Quantification of the mean myofiber cross-sectional area in normal rectus muscles compared with all the muscles from patients with infantile nystagmus. The mean values are not statistically significantly different. Mean myofiber area for the child control muscle is displayed separately for comparative purposes. Because there were only 2 such muscles, both from 1 donor, no comparative statistics were performed. However, the mean values overlap, strongly suggesting that there is no difference between the aggregated control muscles and the control muscles from the child donor. Error bars represent SE.

Figure 3

Histograms of myofiber size demonstrating increased heterogeneity of myofiber cross-sectional areas in muscles from patients with infantile nystagmus. A, Histogram of myofiber cross-sectional areas from medial rectus muscles from 1 control (case 2) and 1 patient with infantile nystagmus (patient 5). The y-axis is in log₁₀. B, Histogram of aggregated myofiber cross-sectional areas from extraocular muscles from controls and patients with infantile nystagmus. The y-axis is in log₁₀.

Figure 4

Central nucleation in controls and in patients with infantile nystagmus. A, Hematoxylin-eosin–stained cross section obtained from the medial rectus muscle of a patient with infantile nystagmus (patient 10). Arrows indicate myofibers with central nucleation. Bar is 20 μm. B, Quantification of the percentage of myofibers with central nucleation in normal rectus muscles compared with muscles from patients with infantile nystagmus.
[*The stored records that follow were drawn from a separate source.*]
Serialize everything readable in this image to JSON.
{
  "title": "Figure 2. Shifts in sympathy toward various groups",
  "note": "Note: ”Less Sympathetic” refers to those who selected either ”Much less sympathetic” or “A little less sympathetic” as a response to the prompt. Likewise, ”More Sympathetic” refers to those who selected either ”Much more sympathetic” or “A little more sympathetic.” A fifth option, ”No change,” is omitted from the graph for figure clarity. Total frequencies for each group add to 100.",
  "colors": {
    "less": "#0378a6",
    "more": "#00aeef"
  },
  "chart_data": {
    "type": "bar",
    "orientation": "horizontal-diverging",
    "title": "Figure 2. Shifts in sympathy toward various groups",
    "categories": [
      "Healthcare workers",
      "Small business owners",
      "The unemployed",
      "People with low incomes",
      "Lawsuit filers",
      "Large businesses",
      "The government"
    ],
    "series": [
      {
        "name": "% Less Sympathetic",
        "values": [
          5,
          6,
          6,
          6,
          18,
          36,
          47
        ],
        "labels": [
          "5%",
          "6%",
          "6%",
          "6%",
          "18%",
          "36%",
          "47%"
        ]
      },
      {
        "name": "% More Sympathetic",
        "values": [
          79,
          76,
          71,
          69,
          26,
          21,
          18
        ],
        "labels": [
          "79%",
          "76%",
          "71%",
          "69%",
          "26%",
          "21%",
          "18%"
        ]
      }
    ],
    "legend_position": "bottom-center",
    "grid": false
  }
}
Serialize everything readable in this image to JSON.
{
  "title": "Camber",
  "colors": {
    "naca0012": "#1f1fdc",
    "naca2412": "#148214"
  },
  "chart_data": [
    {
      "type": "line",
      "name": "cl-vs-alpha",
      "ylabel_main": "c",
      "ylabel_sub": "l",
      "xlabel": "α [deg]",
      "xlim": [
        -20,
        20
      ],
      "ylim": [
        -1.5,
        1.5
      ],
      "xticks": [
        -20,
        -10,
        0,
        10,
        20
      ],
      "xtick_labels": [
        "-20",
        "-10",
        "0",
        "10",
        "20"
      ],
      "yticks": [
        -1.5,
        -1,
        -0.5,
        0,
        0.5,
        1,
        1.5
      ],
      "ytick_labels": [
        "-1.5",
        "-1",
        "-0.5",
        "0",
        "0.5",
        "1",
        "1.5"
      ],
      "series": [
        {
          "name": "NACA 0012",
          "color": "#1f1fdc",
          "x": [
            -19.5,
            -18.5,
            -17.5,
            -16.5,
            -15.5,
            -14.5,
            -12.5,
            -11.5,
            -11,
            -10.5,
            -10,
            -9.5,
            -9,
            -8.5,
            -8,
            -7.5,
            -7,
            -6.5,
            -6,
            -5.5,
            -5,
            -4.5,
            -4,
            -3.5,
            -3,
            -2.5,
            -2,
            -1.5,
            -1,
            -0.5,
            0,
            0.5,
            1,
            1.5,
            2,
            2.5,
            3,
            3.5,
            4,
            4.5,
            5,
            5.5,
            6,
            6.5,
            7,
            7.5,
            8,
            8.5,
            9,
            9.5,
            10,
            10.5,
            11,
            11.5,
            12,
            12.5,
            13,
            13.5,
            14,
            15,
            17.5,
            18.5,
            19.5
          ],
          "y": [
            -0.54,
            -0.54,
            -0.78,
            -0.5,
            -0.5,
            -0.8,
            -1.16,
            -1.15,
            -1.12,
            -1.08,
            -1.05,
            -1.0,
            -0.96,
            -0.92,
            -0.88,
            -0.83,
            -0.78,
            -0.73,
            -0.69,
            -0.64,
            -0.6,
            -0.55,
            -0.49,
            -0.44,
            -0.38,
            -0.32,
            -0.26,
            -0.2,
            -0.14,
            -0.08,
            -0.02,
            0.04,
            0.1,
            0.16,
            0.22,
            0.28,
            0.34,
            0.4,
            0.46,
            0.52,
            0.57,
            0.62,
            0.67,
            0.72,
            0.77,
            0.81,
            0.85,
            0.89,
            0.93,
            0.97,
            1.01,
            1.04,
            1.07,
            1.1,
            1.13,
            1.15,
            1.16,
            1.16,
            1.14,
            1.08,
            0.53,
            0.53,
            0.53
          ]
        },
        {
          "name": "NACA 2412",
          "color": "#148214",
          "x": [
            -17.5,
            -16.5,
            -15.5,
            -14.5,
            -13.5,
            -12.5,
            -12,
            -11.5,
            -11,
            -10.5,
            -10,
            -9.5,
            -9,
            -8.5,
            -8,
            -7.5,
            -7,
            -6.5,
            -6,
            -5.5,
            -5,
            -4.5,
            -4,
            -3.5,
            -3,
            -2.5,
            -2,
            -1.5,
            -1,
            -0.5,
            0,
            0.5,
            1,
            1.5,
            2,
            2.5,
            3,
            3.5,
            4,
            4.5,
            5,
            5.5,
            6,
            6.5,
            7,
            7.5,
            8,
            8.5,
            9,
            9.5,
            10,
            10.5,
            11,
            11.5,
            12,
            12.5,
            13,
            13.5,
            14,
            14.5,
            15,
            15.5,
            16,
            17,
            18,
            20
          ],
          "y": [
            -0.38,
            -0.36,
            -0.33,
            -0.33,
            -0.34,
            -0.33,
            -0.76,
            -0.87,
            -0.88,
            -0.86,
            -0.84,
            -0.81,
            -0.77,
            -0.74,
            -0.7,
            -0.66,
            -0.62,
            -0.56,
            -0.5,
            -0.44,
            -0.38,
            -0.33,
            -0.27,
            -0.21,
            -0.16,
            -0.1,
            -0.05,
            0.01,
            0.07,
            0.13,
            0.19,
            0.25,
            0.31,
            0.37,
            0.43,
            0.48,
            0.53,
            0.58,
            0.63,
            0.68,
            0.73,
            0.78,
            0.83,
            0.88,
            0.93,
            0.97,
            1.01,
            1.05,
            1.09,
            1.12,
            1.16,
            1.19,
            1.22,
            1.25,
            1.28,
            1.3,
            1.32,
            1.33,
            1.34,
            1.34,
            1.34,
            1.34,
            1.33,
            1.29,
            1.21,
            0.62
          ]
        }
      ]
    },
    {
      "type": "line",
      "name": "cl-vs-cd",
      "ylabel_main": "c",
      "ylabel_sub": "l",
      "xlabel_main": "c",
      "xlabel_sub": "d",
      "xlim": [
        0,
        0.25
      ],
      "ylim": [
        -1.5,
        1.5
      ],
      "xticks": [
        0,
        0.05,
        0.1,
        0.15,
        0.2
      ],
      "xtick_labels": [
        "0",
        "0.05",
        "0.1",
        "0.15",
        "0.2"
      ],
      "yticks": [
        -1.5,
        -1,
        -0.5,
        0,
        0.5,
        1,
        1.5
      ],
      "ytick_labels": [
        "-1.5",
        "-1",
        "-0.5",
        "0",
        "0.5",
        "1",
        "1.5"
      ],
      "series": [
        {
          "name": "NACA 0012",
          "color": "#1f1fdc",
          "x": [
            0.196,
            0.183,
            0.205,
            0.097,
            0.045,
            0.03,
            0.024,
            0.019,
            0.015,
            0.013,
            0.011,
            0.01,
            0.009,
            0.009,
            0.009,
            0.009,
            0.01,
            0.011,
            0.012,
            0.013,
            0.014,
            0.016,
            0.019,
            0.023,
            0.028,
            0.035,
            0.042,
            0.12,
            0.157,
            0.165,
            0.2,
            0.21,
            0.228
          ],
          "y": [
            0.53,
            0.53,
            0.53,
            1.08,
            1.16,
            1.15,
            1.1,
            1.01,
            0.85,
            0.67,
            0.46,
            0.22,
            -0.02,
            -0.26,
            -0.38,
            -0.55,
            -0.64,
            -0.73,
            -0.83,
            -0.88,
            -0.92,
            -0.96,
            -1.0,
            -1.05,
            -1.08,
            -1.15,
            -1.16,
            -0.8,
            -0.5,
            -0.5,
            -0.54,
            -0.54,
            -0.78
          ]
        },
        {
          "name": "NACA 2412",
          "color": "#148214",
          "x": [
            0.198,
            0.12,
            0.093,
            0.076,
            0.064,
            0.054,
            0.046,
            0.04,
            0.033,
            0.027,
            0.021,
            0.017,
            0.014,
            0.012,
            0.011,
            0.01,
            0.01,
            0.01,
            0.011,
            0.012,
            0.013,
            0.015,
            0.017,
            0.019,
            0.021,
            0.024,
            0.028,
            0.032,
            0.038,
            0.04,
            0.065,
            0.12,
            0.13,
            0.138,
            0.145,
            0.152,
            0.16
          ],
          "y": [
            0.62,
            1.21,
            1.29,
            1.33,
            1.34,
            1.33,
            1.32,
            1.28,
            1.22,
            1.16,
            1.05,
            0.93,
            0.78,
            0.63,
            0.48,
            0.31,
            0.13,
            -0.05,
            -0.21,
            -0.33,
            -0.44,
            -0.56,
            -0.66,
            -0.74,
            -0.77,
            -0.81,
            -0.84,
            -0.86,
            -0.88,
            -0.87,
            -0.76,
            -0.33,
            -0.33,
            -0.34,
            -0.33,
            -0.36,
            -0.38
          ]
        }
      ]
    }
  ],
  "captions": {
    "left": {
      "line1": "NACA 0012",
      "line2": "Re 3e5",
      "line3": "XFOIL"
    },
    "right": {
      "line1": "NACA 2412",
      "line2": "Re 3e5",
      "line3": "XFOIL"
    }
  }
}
The 2 muscles obtained from the 7-year-old control are depicted separately to demonstrate their similarity with data from the adult control muscles; however, for statistical analysis, all the control muscles were pooled. *P≤.05. Error bars indicate SE.

Figure 5

Sections from controls, patients with infantile nystagmus, and a patient with vertical strabismus that have been immunostained for the presence of Schwann cell myelin. A, Typical appearance of muscle from a patient with infantile nystagmus showing extremely sparse innervation (n=10). B, Typical appearance of myelinated nerve fiber content in control extraocular muscles (n=10). C, Typical appearance of myelinated nerves from a patient with vertical strabismus (n=1). Bars are 20 μm. D, Quantification of mean Schwann cell area per total muscle area from controls (n=10), a child control (n=1), and patients with infantile nystagmus (n=10). The 2 muscles obtained from the 7-year-old control are depicted separately to demonstrate their similarity with data from the adult control muscles; however, for statistical analysis, all the control muscles were pooled. *P≤.05. Arrows indicate Schwann cell–positive nerve bundles; error bars, SE.

Figure 6

Quantification of mean nerve fiber area per total muscle area from controls (n=10) and patients with infantile nystagmus (n=10). The 2 muscles obtained from the 7-year-old control are depicted separately to demonstrate their similarity with data from the adult control muscles; however, for statistical analysis, all the control muscles were pooled. *P≤.05. Error bars represent SE.

Figure 7

Immunostaining for visualization of neuromuscular junctions. Three-dimensional reconstructions of the neuromuscular junctions from the rectus muscles of a patient with infantile nystagmus (A) and a control monkey (B), with the monkey muscle having the same length as the human muscle selected. Each red dot represents 1 neuromuscular junction. Every 10th section was analyzed morphometrically. C, Quantification of the density of neuromuscular junctions from rectus muscles from controls (n=10) and patients with infantile nystagmus (n=10). *P≤.05. Error bars represent SE.